How are you and your company involved in databases?

We develop and market multiple databases. The database types that Actian supports include ones for embedded use, relational, analytical, and NOSQL object technologies.

What are the keys to a successful database strategy?

We believe no one database is suited for all uses, so different databases, though Actian has coupled its OLTP database with a high-speed analytics engine to create a hybrid database. Every application needs security and data integrity as a first-order requirement. The ability to scale beyond a single system using a cluster of systems is vital for throughput. We take advantage of HDFS to scale on clusters.

As for speed, we have focused on looking beyond in-memory to take advantage of the high-performance computing support that Intel has included in all the 64-bit processors to accelerate analytics queries.

How can companies benefit from databases?

Without database management systems we would be accessing log files sequentially, without indexes. Reading every record, in sequence very fast was achieved 30 years ago using magnetic tape drives with lots of tracks and the media moving at several feet per second. Disk drives can read ahead if for a sequential scan, but usually have to jump around as updates get written where there are gaps. This process of seeking out the next block is relatively slow. Databases index blocks of data to speed access and optimize storage use.
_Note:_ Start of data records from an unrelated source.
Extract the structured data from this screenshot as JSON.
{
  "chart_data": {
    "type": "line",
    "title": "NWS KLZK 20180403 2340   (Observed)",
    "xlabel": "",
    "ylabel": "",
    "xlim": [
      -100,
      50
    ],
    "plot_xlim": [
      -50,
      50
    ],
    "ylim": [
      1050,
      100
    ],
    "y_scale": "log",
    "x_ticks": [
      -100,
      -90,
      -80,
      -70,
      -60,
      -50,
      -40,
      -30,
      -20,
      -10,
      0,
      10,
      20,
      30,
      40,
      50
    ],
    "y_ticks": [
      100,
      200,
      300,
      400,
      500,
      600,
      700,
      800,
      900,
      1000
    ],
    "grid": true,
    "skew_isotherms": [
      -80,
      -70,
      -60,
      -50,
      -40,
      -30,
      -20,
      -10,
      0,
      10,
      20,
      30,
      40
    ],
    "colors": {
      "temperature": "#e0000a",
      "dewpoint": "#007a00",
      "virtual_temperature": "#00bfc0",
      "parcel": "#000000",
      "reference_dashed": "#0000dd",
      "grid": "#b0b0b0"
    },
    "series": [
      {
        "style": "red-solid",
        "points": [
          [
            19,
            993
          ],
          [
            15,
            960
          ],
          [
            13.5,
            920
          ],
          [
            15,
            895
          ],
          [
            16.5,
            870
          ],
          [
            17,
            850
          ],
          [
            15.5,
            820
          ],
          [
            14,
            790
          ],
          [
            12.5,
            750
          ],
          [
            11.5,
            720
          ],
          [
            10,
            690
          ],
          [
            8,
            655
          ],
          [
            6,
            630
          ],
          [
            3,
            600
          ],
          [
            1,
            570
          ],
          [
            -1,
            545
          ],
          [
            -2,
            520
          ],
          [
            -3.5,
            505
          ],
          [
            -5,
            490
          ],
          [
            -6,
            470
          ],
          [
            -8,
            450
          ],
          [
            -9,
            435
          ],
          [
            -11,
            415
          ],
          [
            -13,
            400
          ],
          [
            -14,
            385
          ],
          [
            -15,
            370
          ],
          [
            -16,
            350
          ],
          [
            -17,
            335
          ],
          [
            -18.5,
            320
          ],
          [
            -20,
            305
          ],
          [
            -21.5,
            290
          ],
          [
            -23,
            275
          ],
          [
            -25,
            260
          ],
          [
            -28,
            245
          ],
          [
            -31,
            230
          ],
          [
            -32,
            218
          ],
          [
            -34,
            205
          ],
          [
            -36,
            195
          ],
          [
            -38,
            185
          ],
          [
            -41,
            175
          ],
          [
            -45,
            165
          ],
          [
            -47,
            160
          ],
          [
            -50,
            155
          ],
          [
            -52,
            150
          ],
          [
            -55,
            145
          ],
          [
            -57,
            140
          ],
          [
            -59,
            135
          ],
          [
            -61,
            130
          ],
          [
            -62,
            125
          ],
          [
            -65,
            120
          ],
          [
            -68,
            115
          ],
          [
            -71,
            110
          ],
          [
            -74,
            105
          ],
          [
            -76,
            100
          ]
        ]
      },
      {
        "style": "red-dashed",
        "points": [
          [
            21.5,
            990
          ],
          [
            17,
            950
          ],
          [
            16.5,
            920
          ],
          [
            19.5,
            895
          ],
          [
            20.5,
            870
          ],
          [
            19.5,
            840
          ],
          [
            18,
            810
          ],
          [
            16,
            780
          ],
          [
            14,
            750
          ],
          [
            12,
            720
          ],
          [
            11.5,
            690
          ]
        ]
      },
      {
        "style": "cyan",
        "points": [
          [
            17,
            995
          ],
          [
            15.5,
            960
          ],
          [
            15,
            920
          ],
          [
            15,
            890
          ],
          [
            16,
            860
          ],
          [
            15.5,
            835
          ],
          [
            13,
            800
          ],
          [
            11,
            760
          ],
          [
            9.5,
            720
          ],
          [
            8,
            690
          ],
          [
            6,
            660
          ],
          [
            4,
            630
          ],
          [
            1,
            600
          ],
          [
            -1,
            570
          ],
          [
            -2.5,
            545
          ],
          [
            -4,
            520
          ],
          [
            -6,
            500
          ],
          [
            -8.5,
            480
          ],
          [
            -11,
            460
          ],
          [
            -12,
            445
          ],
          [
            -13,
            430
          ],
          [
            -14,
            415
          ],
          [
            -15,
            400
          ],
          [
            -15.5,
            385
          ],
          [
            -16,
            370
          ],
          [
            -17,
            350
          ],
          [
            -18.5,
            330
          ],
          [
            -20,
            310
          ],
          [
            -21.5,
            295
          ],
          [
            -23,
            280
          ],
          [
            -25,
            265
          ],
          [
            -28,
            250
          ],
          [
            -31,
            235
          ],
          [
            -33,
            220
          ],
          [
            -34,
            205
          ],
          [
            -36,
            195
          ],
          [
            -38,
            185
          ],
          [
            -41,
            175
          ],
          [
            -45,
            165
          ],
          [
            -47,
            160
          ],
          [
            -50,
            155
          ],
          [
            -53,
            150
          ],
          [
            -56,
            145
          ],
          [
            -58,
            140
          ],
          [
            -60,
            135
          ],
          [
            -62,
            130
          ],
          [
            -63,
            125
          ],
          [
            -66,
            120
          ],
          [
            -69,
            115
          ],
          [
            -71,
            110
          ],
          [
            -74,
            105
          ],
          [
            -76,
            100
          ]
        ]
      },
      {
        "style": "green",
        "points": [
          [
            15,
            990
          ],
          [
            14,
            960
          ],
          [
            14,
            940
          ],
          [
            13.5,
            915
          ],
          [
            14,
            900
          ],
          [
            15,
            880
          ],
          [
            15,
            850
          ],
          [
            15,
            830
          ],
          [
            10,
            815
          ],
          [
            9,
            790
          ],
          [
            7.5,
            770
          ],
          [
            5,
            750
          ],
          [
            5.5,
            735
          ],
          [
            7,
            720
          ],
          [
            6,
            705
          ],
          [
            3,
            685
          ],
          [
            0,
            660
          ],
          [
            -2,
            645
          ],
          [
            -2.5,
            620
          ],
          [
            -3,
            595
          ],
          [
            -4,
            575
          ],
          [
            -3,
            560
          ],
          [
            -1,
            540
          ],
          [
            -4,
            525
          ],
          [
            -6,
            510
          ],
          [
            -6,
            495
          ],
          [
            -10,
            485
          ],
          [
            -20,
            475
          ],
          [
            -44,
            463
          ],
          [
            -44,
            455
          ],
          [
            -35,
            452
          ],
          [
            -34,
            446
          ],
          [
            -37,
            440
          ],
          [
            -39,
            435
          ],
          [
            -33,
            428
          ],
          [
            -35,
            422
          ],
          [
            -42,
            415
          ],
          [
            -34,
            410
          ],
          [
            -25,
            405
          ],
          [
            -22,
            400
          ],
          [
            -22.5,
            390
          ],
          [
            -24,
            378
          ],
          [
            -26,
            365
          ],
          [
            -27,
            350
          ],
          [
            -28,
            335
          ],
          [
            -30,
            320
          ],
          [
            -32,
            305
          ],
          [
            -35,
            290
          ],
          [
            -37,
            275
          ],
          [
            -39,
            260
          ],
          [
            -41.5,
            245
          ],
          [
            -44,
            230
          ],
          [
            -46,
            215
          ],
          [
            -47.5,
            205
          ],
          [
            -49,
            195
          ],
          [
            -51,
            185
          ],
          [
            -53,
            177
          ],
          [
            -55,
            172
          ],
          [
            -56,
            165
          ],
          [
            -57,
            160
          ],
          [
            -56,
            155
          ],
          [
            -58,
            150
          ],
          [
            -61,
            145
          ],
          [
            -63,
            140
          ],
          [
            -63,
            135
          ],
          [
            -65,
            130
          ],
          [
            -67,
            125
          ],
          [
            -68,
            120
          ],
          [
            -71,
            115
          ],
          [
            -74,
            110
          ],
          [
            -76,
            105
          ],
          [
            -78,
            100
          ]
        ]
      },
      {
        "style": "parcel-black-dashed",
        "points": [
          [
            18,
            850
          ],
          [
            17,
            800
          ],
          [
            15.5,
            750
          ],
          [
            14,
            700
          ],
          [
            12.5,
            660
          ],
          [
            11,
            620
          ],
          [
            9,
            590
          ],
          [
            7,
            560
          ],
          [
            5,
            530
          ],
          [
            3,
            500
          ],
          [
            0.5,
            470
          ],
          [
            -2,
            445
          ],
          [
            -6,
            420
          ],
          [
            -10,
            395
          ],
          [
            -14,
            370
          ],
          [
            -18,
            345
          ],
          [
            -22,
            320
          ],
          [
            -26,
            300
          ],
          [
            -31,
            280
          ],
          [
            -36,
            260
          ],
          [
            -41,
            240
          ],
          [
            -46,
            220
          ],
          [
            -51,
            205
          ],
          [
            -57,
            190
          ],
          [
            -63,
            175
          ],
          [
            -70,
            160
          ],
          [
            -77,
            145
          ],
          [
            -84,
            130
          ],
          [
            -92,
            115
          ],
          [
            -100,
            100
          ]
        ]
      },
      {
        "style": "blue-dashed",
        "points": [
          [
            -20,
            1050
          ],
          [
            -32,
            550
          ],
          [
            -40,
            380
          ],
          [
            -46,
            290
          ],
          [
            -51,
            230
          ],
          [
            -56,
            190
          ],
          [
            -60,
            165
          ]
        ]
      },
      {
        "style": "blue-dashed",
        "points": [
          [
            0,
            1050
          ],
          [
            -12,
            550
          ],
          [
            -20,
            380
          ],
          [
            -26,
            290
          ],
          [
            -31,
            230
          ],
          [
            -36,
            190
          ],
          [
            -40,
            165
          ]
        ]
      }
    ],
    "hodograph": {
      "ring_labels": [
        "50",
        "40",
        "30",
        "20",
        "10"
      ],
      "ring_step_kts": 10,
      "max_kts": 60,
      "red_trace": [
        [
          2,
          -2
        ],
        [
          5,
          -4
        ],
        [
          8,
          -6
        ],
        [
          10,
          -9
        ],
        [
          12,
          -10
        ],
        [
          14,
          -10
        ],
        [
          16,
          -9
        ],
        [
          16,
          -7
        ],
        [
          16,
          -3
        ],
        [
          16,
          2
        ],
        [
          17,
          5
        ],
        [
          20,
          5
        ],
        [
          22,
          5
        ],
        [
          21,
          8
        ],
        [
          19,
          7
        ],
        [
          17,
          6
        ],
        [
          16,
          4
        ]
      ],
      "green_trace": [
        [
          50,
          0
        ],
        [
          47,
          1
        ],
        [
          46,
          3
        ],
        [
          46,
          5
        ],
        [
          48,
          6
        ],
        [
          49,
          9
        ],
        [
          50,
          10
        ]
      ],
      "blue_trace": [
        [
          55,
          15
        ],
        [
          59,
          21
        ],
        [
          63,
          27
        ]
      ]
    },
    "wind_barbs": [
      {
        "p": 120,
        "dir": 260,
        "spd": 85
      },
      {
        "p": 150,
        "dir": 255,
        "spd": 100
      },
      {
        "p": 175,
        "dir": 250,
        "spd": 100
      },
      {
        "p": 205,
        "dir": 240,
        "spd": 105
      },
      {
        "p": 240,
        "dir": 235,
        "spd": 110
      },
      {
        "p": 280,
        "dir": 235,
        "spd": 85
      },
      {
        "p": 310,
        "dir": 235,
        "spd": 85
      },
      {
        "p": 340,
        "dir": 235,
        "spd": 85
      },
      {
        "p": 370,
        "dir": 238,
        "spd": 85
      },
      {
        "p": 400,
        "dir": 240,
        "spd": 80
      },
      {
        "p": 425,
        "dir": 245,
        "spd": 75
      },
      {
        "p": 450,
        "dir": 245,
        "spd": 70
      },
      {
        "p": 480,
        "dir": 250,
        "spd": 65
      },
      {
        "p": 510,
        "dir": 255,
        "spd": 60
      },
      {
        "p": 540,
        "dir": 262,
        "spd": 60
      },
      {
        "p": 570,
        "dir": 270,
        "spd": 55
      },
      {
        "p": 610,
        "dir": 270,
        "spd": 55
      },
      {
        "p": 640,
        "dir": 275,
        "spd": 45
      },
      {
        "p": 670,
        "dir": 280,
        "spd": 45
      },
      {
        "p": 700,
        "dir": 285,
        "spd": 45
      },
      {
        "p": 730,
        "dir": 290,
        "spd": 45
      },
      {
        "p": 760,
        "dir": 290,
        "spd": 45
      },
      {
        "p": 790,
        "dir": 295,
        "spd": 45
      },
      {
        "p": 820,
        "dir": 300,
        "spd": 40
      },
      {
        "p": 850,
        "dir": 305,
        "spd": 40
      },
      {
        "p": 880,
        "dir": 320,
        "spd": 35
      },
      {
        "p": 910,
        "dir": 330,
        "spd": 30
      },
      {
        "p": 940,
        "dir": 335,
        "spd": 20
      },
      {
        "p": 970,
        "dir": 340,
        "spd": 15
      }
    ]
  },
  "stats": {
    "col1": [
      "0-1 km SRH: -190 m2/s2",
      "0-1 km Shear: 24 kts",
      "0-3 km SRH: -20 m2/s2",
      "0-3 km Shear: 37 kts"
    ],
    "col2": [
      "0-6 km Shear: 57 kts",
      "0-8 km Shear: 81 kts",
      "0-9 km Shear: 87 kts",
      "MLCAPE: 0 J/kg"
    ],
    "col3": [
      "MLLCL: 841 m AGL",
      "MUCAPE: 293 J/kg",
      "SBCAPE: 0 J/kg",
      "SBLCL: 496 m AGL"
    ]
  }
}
Without modern databases computers could take days to get answers that databases can fetch in seconds.  

What are real-world problems you, or your clients, are solving with databases?

Expandium, a leading mobile operator has deployed a 12-node Actian Vector database on HDFS to enable troubleshooting for more than 20 million subscribers. They retain a rolling 10-day window of around 5 billion transactions per day which enables them to drill-down to more than 50 billion individual call records to improve the overall quality of service and control customer churn.

What are the most common issues you see companies having with databases?

Customers are demanding more speed and scalability as data volumes grow and cold, ad-hoc queries are required to perform well without traditional hand-tuning.

Increasingly, Customers want on-premise and cloud-based deployment flexibility without sacrificing query speed.

Where do you think the biggest opportunities are in the evolution of databases?

Organizations want to understand their customers browsing habits so they can proactively market to them. To do this they need to analyze masses of web-log data. Being able to do this on commodity servers and with minimal IT intervention is the segment that we see is an interesting growth opportunity.

IoT applications that need storage on-edge devices is another area we are seeing increasing demand.

What have I failed to ask that you think we need to cover?

In-memory databases have evolved to take advantage of commodity processors, without resorting to specialist GPU technology to gain speed.